Unfortunately, asking a data team to “build a dashboard about churn” is too general of a request to be useful. The value of a data team is that they can translate business questions into specific, quantifiable inquiries into a dataset. To remove their power to do this and instead allow the business expert to define what data is being collected for a dashboard will limit the potential of the inquiry.
When the dashboard is prepared and delivered by the data team, there are also plenty of opportunities for insights to be lost in translation. If the data team focuses on getting the most accurate data into the dashboard, they may create something that is analytically correct, but doesn’t speak to the business user. Conversely, if they tailor the content to the user’s initial question, they may miss opportunities to add their data expertise to the equation.
Any time information is passed from the business experts to the data experts or vice versa, there’s an opportunity for insight erosion. The right approach isn’t to minimize exchanges of information, it’s to invest time and energy making those exchanges as robust as possible.
Better insights through communication
What if that initial request for a dashboard was replaced by a conversation? Instead of a basic request for a dashboard about churn, try a conversation between the customer success team and the data team to nail down the data that’s connected to churn. If the data team understands the bigger questions being asked, they’ll be better able to translate that inquiry into the resulting dashboard.
Every one of those exchanges is an opportunity for a conversation that can do a more complete job of educating both parties and preserving the value of the insights each has to offer. Investing in these conversations is a great way for everyone to use the process to gain a better understanding of each other’s expertise. It’s also a great way to introduce empathy into the process and develop an appreciation for the types of expectations each party has.

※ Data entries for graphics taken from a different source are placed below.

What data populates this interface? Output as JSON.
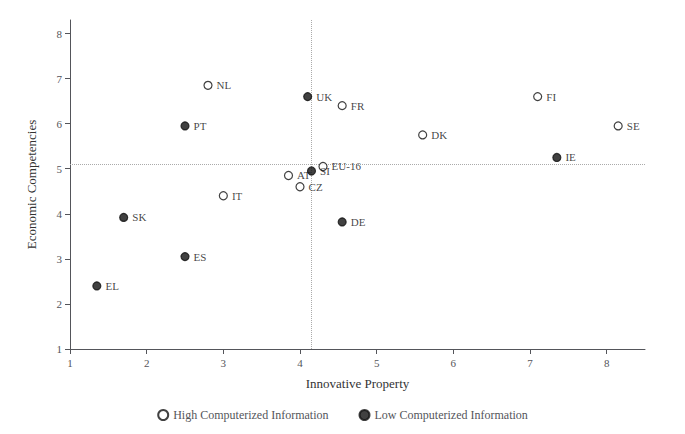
{
  "chart_data": {
    "type": "scatter",
    "xlabel": "Innovative Property",
    "ylabel": "Economic Competencies",
    "xlim": [
      1,
      8.5
    ],
    "ylim": [
      1,
      8.3
    ],
    "xticks": [
      1,
      2,
      3,
      4,
      5,
      6,
      7,
      8
    ],
    "yticks": [
      1,
      2,
      3,
      4,
      5,
      6,
      7,
      8
    ],
    "grid": false,
    "legend": "bottom",
    "data_labels": true,
    "reference_lines": [
      {
        "axis": "x",
        "value": 4.15,
        "color": "#aaaaaa",
        "line_style": "dotted"
      },
      {
        "axis": "y",
        "value": 5.1,
        "color": "#aaaaaa",
        "line_style": "dotted"
      }
    ],
    "series": [
      {
        "name": "High Computerized Information",
        "color": "#111111",
        "marker": "open_circle",
        "labels": [
          "NL",
          "FR",
          "DK",
          "AT",
          "CZ",
          "IT",
          "FI",
          "SE",
          "EU-16"
        ],
        "x": [
          2.8,
          4.55,
          5.6,
          3.85,
          4.0,
          3.0,
          7.1,
          8.15,
          4.3
        ],
        "y": [
          6.85,
          6.4,
          5.75,
          4.85,
          4.6,
          4.4,
          6.6,
          5.95,
          5.05
        ]
      },
      {
        "name": "Low Computerized Information",
        "color": "#111111",
        "marker": "filled_circle",
        "labels": [
          "UK",
          "PT",
          "SK",
          "ES",
          "EL",
          "IE",
          "SI",
          "DE"
        ],
        "x": [
          4.1,
          2.5,
          1.7,
          2.5,
          1.35,
          7.35,
          4.15,
          4.55
        ],
        "y": [
          6.6,
          5.95,
          3.92,
          3.05,
          2.4,
          5.25,
          4.95,
          3.82
        ]
      }
    ]
  }
}
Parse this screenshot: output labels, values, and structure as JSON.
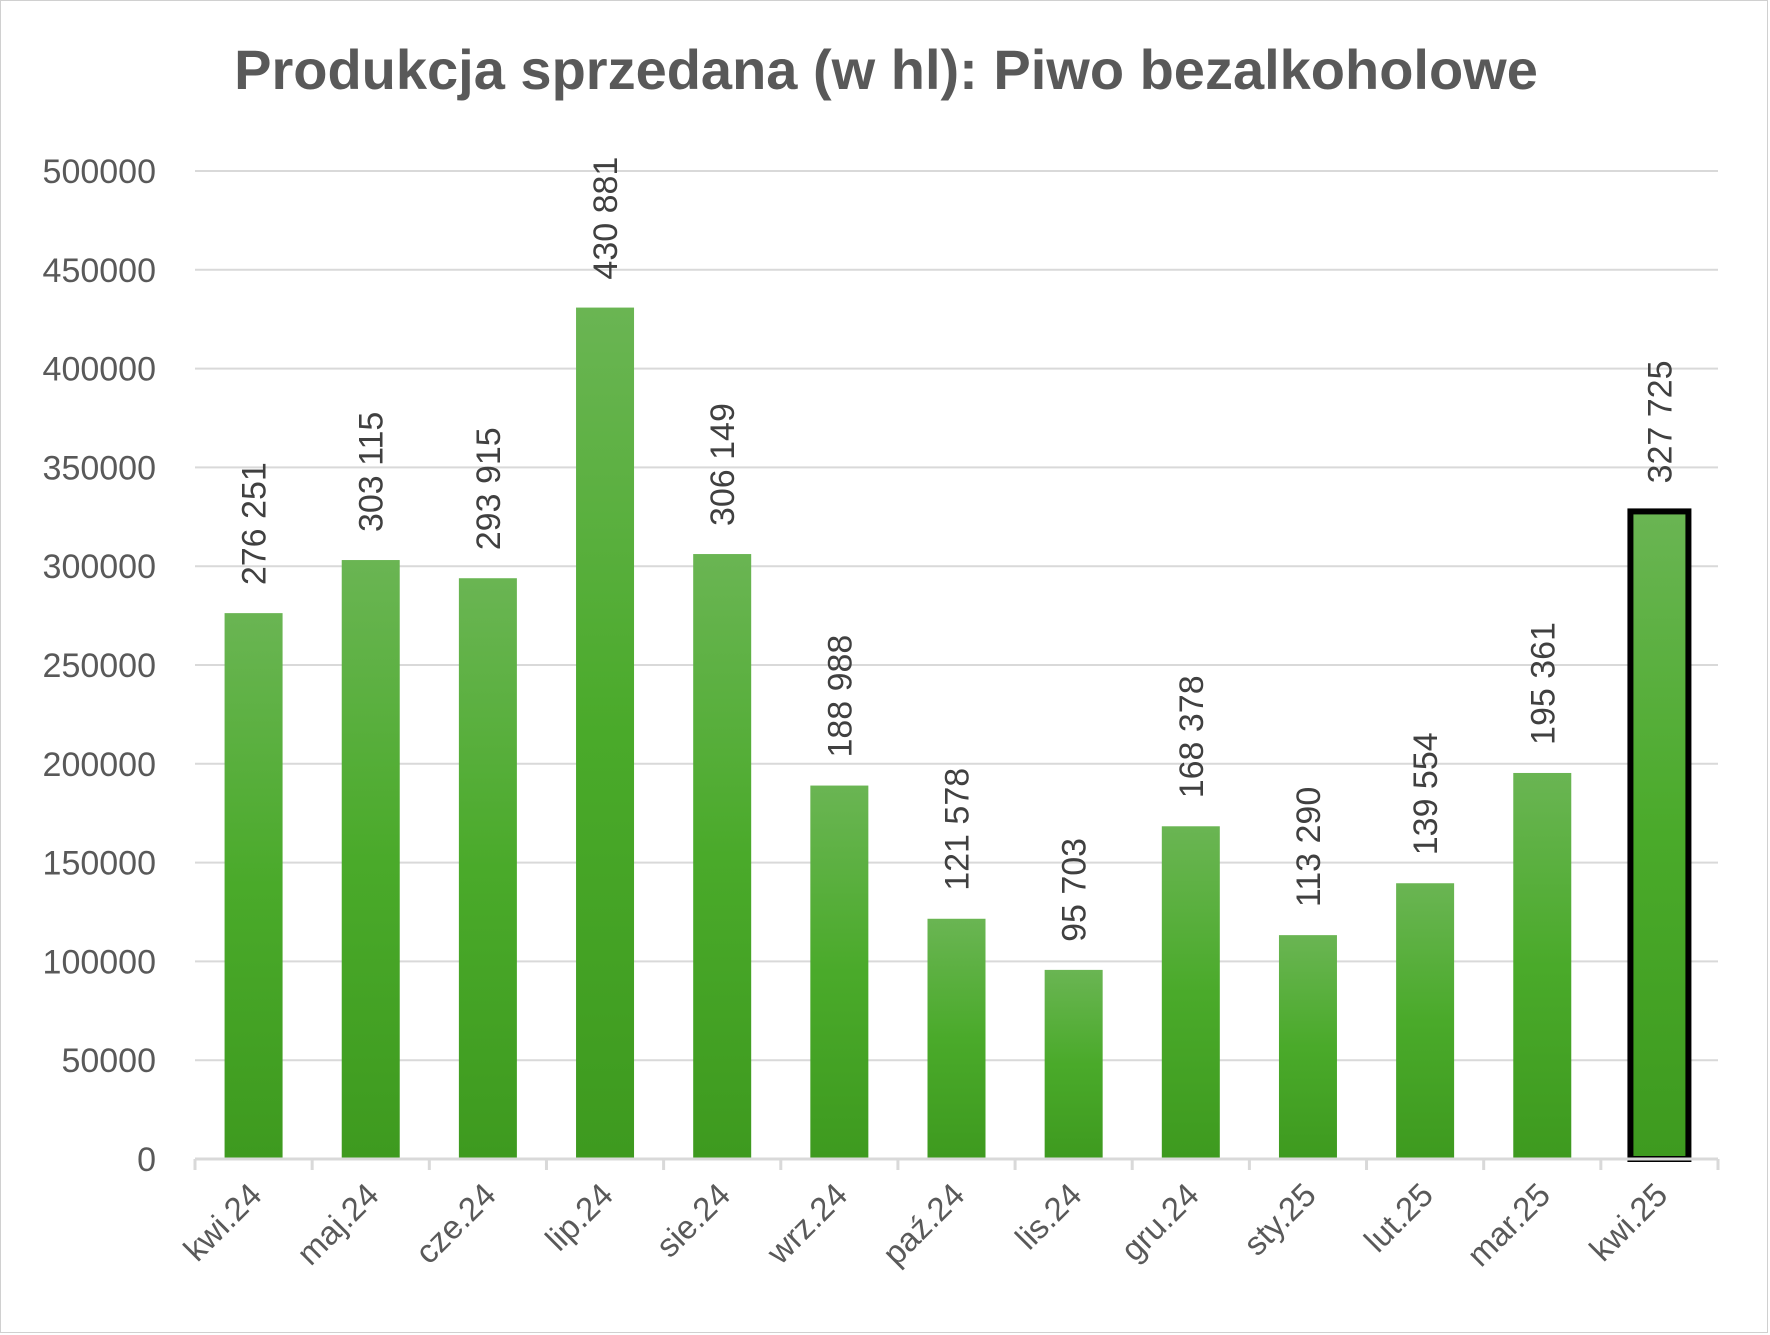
{
  "colors": {
    "bar_top": "#6ab553",
    "bar_bottom": "#3e9a1f",
    "highlight_outline": "#000000",
    "grid": "#d9d9d9",
    "axis": "#d9d9d9",
    "text": "#595959"
  },
  "chart_data": {
    "type": "bar",
    "title": "Produkcja sprzedana (w hl): Piwo bezalkoholowe",
    "xlabel": "",
    "ylabel": "",
    "ylim": [
      0,
      500000
    ],
    "yticks": [
      0,
      50000,
      100000,
      150000,
      200000,
      250000,
      300000,
      350000,
      400000,
      450000,
      500000
    ],
    "ytick_labels": [
      "0",
      "50000",
      "100000",
      "150000",
      "200000",
      "250000",
      "300000",
      "350000",
      "400000",
      "450000",
      "500000"
    ],
    "grid": true,
    "legend": "none",
    "categories": [
      "kwi.24",
      "maj.24",
      "cze.24",
      "lip.24",
      "sie.24",
      "wrz.24",
      "paź.24",
      "lis.24",
      "gru.24",
      "sty.25",
      "lut.25",
      "mar.25",
      "kwi.25"
    ],
    "values": [
      276251,
      303115,
      293915,
      430881,
      306149,
      188988,
      121578,
      95703,
      168378,
      113290,
      139554,
      195361,
      327725
    ],
    "data_labels": [
      "276 251",
      "303 115",
      "293 915",
      "430 881",
      "306 149",
      "188 988",
      "121 578",
      "95 703",
      "168 378",
      "113 290",
      "139 554",
      "195 361",
      "327 725"
    ],
    "highlighted_category": "kwi.25"
  }
}
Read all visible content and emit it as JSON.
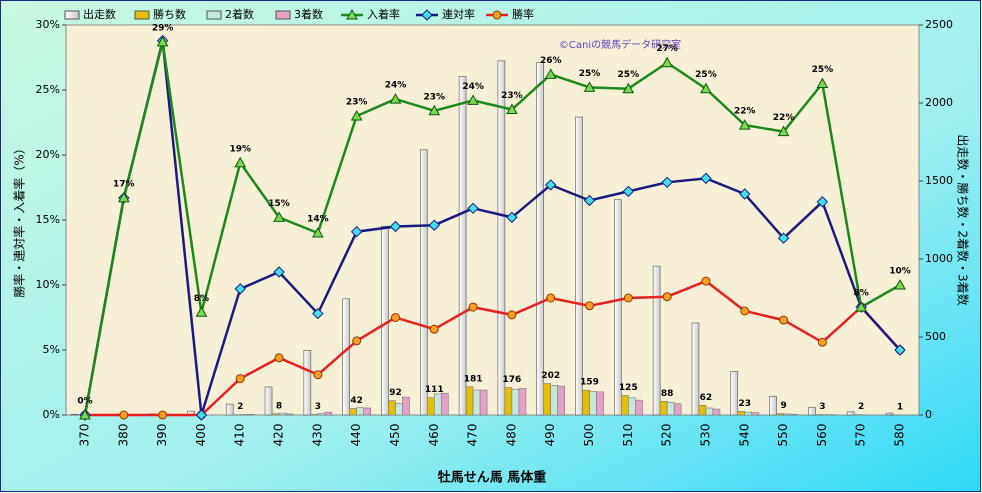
{
  "chart_data": {
    "type": "combo",
    "xlabel": "牡馬せん馬 馬体重",
    "ylabel": "勝率・連対率・入着率（%）",
    "y2label": "出走数・勝ち数・2着数・3着数",
    "annotation": "©Caniの競馬データ研究室",
    "categories": [
      "370",
      "380",
      "390",
      "400",
      "410",
      "420",
      "430",
      "440",
      "450",
      "460",
      "470",
      "480",
      "490",
      "500",
      "510",
      "520",
      "530",
      "540",
      "550",
      "560",
      "570",
      "580"
    ],
    "ylim": [
      0,
      30
    ],
    "yticks": [
      {
        "value": 0,
        "label": "0%"
      },
      {
        "value": 5,
        "label": "5%"
      },
      {
        "value": 10,
        "label": "10%"
      },
      {
        "value": 15,
        "label": "15%"
      },
      {
        "value": 20,
        "label": "20%"
      },
      {
        "value": 25,
        "label": "25%"
      },
      {
        "value": 30,
        "label": "30%"
      }
    ],
    "y2lim": [
      0,
      2500
    ],
    "y2ticks": [
      0,
      500,
      1000,
      1500,
      2000,
      2500
    ],
    "series": [
      {
        "name": "出走数",
        "kind": "bar",
        "axis": "y2",
        "color": "#ffffff",
        "values": [
          5,
          5,
          7,
          25,
          70,
          180,
          415,
          745,
          1210,
          1700,
          2170,
          2270,
          2260,
          1910,
          1380,
          955,
          590,
          280,
          120,
          50,
          20,
          12
        ]
      },
      {
        "name": "勝ち数",
        "kind": "bar",
        "axis": "y2",
        "color": "#e6be00",
        "values": [
          0,
          0,
          1,
          0,
          2,
          8,
          3,
          42,
          92,
          111,
          181,
          176,
          202,
          159,
          125,
          88,
          62,
          23,
          9,
          3,
          2,
          1
        ],
        "value_labels": [
          null,
          null,
          null,
          null,
          "2",
          "8",
          "3",
          "42",
          "92",
          "111",
          "181",
          "176",
          "202",
          "159",
          "125",
          "88",
          "62",
          "23",
          "9",
          "3",
          "2",
          "1"
        ]
      },
      {
        "name": "2着数",
        "kind": "bar",
        "axis": "y2",
        "color": "#c6e8dc",
        "values": [
          0,
          1,
          1,
          0,
          3,
          12,
          10,
          48,
          75,
          135,
          160,
          165,
          190,
          150,
          110,
          80,
          45,
          18,
          7,
          2,
          1,
          0
        ]
      },
      {
        "name": "3着数",
        "kind": "bar",
        "axis": "y2",
        "color": "#e6a0c8",
        "values": [
          0,
          0,
          0,
          0,
          4,
          7,
          18,
          45,
          115,
          140,
          160,
          170,
          185,
          148,
          95,
          72,
          38,
          15,
          4,
          2,
          0,
          1
        ]
      },
      {
        "name": "入着率",
        "kind": "line",
        "color": "#1a8a1a",
        "marker": "triangle",
        "marker_color": "#7cd850",
        "values": [
          0,
          16.7,
          28.7,
          7.9,
          19.4,
          15.2,
          14,
          23,
          24.3,
          23.4,
          24.2,
          23.5,
          26.2,
          25.2,
          25.1,
          27.1,
          25.1,
          22.3,
          21.8,
          25.5,
          8.3,
          10
        ],
        "value_labels": [
          "0%",
          "17%",
          "29%",
          "8%",
          "19%",
          "15%",
          "14%",
          "23%",
          "24%",
          "23%",
          "24%",
          "23%",
          "26%",
          "25%",
          "25%",
          "27%",
          "25%",
          "22%",
          "22%",
          "25%",
          "8%",
          "10%"
        ]
      },
      {
        "name": "連対率",
        "kind": "line",
        "color": "#1a1a80",
        "marker": "diamond",
        "marker_color": "#40e0f0",
        "values": [
          0,
          16.7,
          28.8,
          0,
          9.7,
          11,
          7.8,
          14.1,
          14.5,
          14.6,
          15.9,
          15.2,
          17.7,
          16.5,
          17.2,
          17.9,
          18.2,
          17,
          13.6,
          16.4,
          8.3,
          5
        ]
      },
      {
        "name": "勝率",
        "kind": "line",
        "color": "#e82020",
        "marker": "circle",
        "marker_color": "#f8a020",
        "values": [
          0,
          0,
          0,
          0,
          2.8,
          4.4,
          3.1,
          5.7,
          7.5,
          6.6,
          8.3,
          7.7,
          9,
          8.4,
          9,
          9.1,
          10.3,
          8,
          7.3,
          5.6,
          8.3,
          5
        ]
      }
    ]
  }
}
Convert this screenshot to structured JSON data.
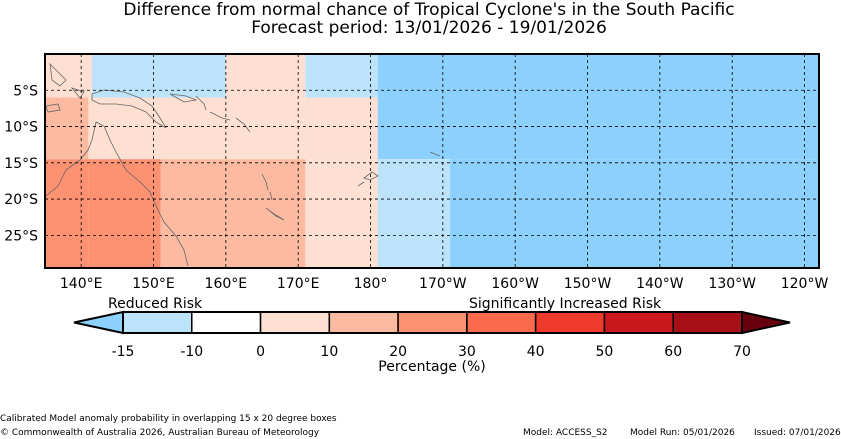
{
  "title": {
    "line1": "Difference from normal chance of Tropical Cyclone's in the South Pacific",
    "line2": "Forecast period: 13/01/2026 - 19/01/2026"
  },
  "map": {
    "lon_range": [
      135,
      242
    ],
    "lat_range": [
      -29.5,
      0
    ],
    "lon_ticks": [
      "140°E",
      "150°E",
      "160°E",
      "170°E",
      "180°",
      "170°W",
      "160°W",
      "150°W",
      "140°W",
      "130°W",
      "120°W"
    ],
    "lat_ticks": [
      "5°S",
      "10°S",
      "15°S",
      "20°S",
      "25°S"
    ],
    "cells": [
      {
        "lon0": 135,
        "lon1": 142,
        "lat0": 0,
        "lat1": -6,
        "value": 0
      },
      {
        "lon0": 141.5,
        "lon1": 160,
        "lat0": 0,
        "lat1": -6,
        "value": -12
      },
      {
        "lon0": 160,
        "lon1": 171,
        "lat0": 0,
        "lat1": -6,
        "value": 0
      },
      {
        "lon0": 171,
        "lon1": 181,
        "lat0": 0,
        "lat1": -6,
        "value": -12
      },
      {
        "lon0": 181,
        "lon1": 242,
        "lat0": 0,
        "lat1": -6,
        "value": -17
      },
      {
        "lon0": 135,
        "lon1": 141,
        "lat0": -6,
        "lat1": -14.5,
        "value": 15
      },
      {
        "lon0": 141,
        "lon1": 171,
        "lat0": -6,
        "lat1": -14.5,
        "value": 5
      },
      {
        "lon0": 171,
        "lon1": 181,
        "lat0": -6,
        "lat1": -14.5,
        "value": 0
      },
      {
        "lon0": 181,
        "lon1": 242,
        "lat0": -6,
        "lat1": -14.5,
        "value": -17
      },
      {
        "lon0": 135,
        "lon1": 141,
        "lat0": -14.5,
        "lat1": -29.5,
        "value": 25
      },
      {
        "lon0": 141,
        "lon1": 151,
        "lat0": -14.5,
        "lat1": -29.5,
        "value": 20
      },
      {
        "lon0": 151,
        "lon1": 171,
        "lat0": -14.5,
        "lat1": -29.5,
        "value": 15
      },
      {
        "lon0": 171,
        "lon1": 181,
        "lat0": -14.5,
        "lat1": -29.5,
        "value": 0
      },
      {
        "lon0": 181,
        "lon1": 191,
        "lat0": -14.5,
        "lat1": -29.5,
        "value": -12
      },
      {
        "lon0": 191,
        "lon1": 242,
        "lat0": -14.5,
        "lat1": -29.5,
        "value": -17
      }
    ]
  },
  "colorbar": {
    "low_label": "Reduced Risk",
    "high_label": "Significantly Increased Risk",
    "tick_labels": [
      "-15",
      "-10",
      "0",
      "10",
      "20",
      "30",
      "40",
      "50",
      "60",
      "70"
    ],
    "bins": [
      {
        "color": "#bde3fb"
      },
      {
        "color": "#ffffff"
      },
      {
        "color": "#fee0d2"
      },
      {
        "color": "#fcbba1"
      },
      {
        "color": "#fc9272"
      },
      {
        "color": "#fb6a4a"
      },
      {
        "color": "#ef3b2c"
      },
      {
        "color": "#cb181d"
      },
      {
        "color": "#a50f15"
      }
    ],
    "under_color": "#8cd1fd",
    "over_color": "#67000d",
    "axis_label": "Percentage (%)"
  },
  "footer": {
    "note": "Calibrated Model anomaly probability in overlapping 15 x 20 degree boxes",
    "copyright": "© Commonwealth of Australia 2026, Australian Bureau of Meteorology",
    "model": "Model: ACCESS_S2",
    "model_run": "Model Run: 05/01/2026",
    "issued": "Issued: 07/01/2026"
  }
}
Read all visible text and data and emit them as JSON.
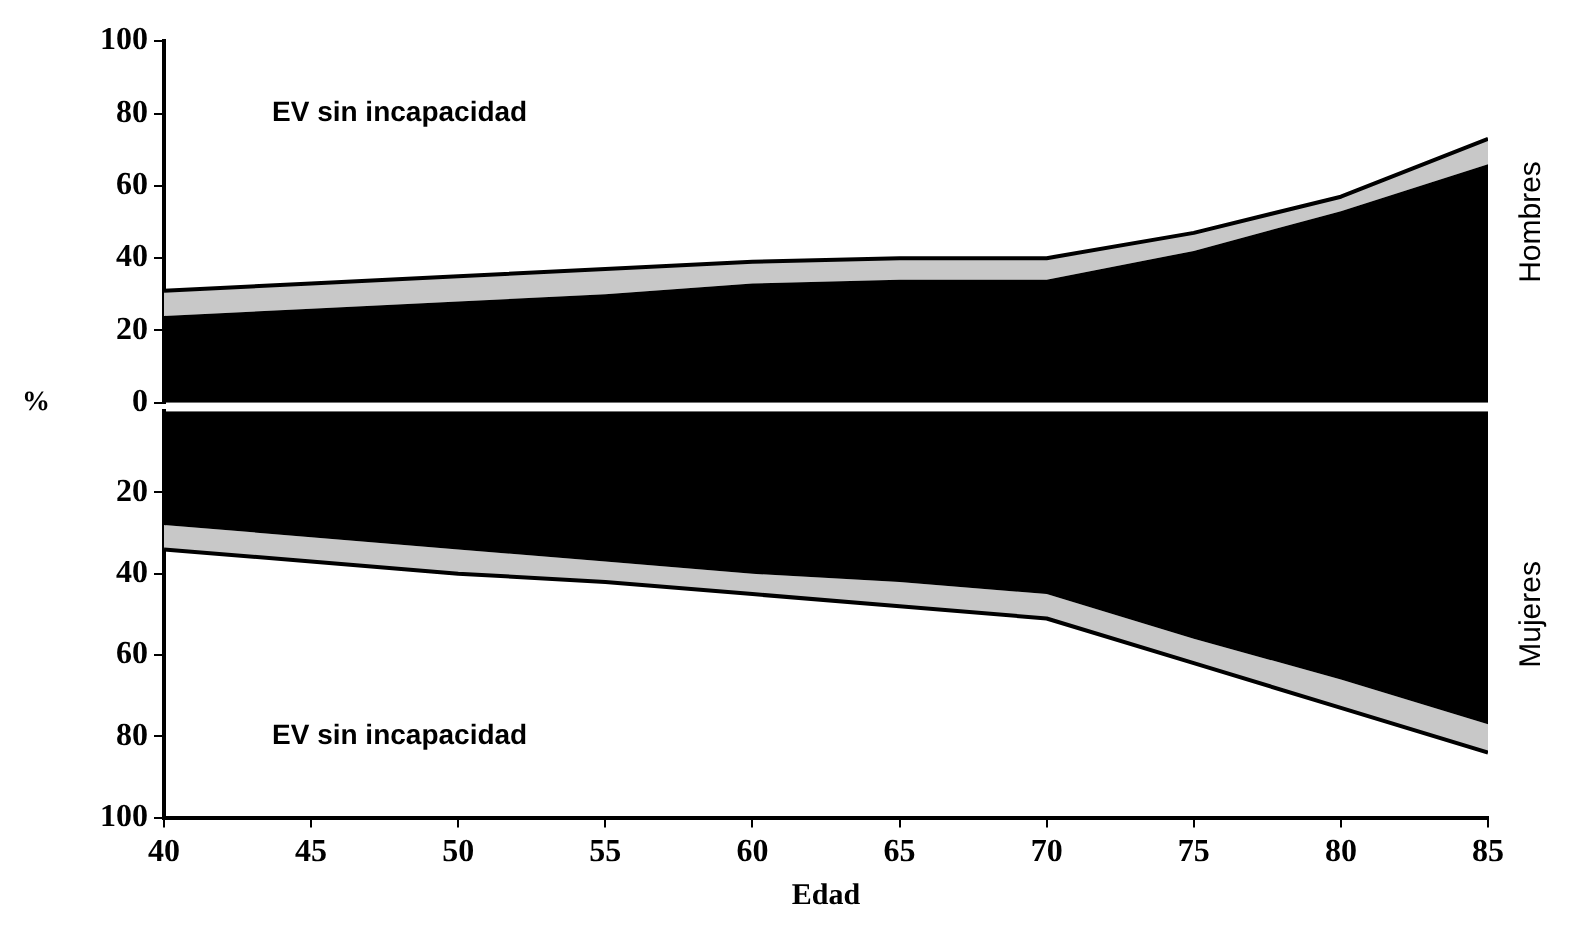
{
  "chart_data": [
    {
      "type": "area",
      "ylabel": "%",
      "stacked": true,
      "grid": false,
      "legend": false,
      "tick_labels": "y",
      "x": [
        40,
        45,
        50,
        55,
        60,
        65,
        70,
        75,
        80,
        85
      ],
      "xlim": [
        40,
        85
      ],
      "xticks": [
        40,
        45,
        50,
        55,
        60,
        65,
        70,
        75,
        80,
        85
      ],
      "ylim": [
        0,
        100
      ],
      "yticks": [
        0,
        20,
        40,
        60,
        80,
        100
      ],
      "series": [
        {
          "color": "#000000",
          "values": [
            24,
            26,
            28,
            30,
            33,
            34,
            34,
            42,
            53,
            66
          ]
        },
        {
          "color": "#c8c8c8",
          "values": [
            7,
            7,
            7,
            7,
            6,
            6,
            6,
            5,
            4,
            7
          ]
        }
      ],
      "annotations": [
        "EV sin incapacidad",
        "Hombres"
      ]
    },
    {
      "type": "area",
      "xlabel": "Edad",
      "stacked": true,
      "grid": false,
      "legend": false,
      "x": [
        40,
        45,
        50,
        55,
        60,
        65,
        70,
        75,
        80,
        85
      ],
      "xlim": [
        40,
        85
      ],
      "xticks": [
        40,
        45,
        50,
        55,
        60,
        65,
        70,
        75,
        80,
        85
      ],
      "ylim": [
        100,
        0
      ],
      "yticks": [
        20,
        40,
        60,
        80,
        100
      ],
      "series": [
        {
          "color": "#000000",
          "values": [
            28,
            31,
            34,
            37,
            40,
            42,
            45,
            56,
            66,
            77
          ]
        },
        {
          "color": "#c8c8c8",
          "values": [
            6,
            6,
            6,
            5,
            5,
            6,
            6,
            6,
            7,
            7
          ]
        }
      ],
      "annotations": [
        "EV sin incapacidad",
        "Mujeres"
      ]
    }
  ]
}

Throughout the analysis process, chart creators and consumers need to stay focused on preserving analytical insights. Instead of prioritizing the creation of dashboards, the focus should be on finding the most accurate data to answer the root question and finding ways to ensure that knowledge doesn’t erode before a decision is made. With this shared goal in mind and a commitment to a collaborative process, we’re sure you’ll be on your way to creating better dashboards, building stronger cross-team collaboration, and making smarter data-driven decisions.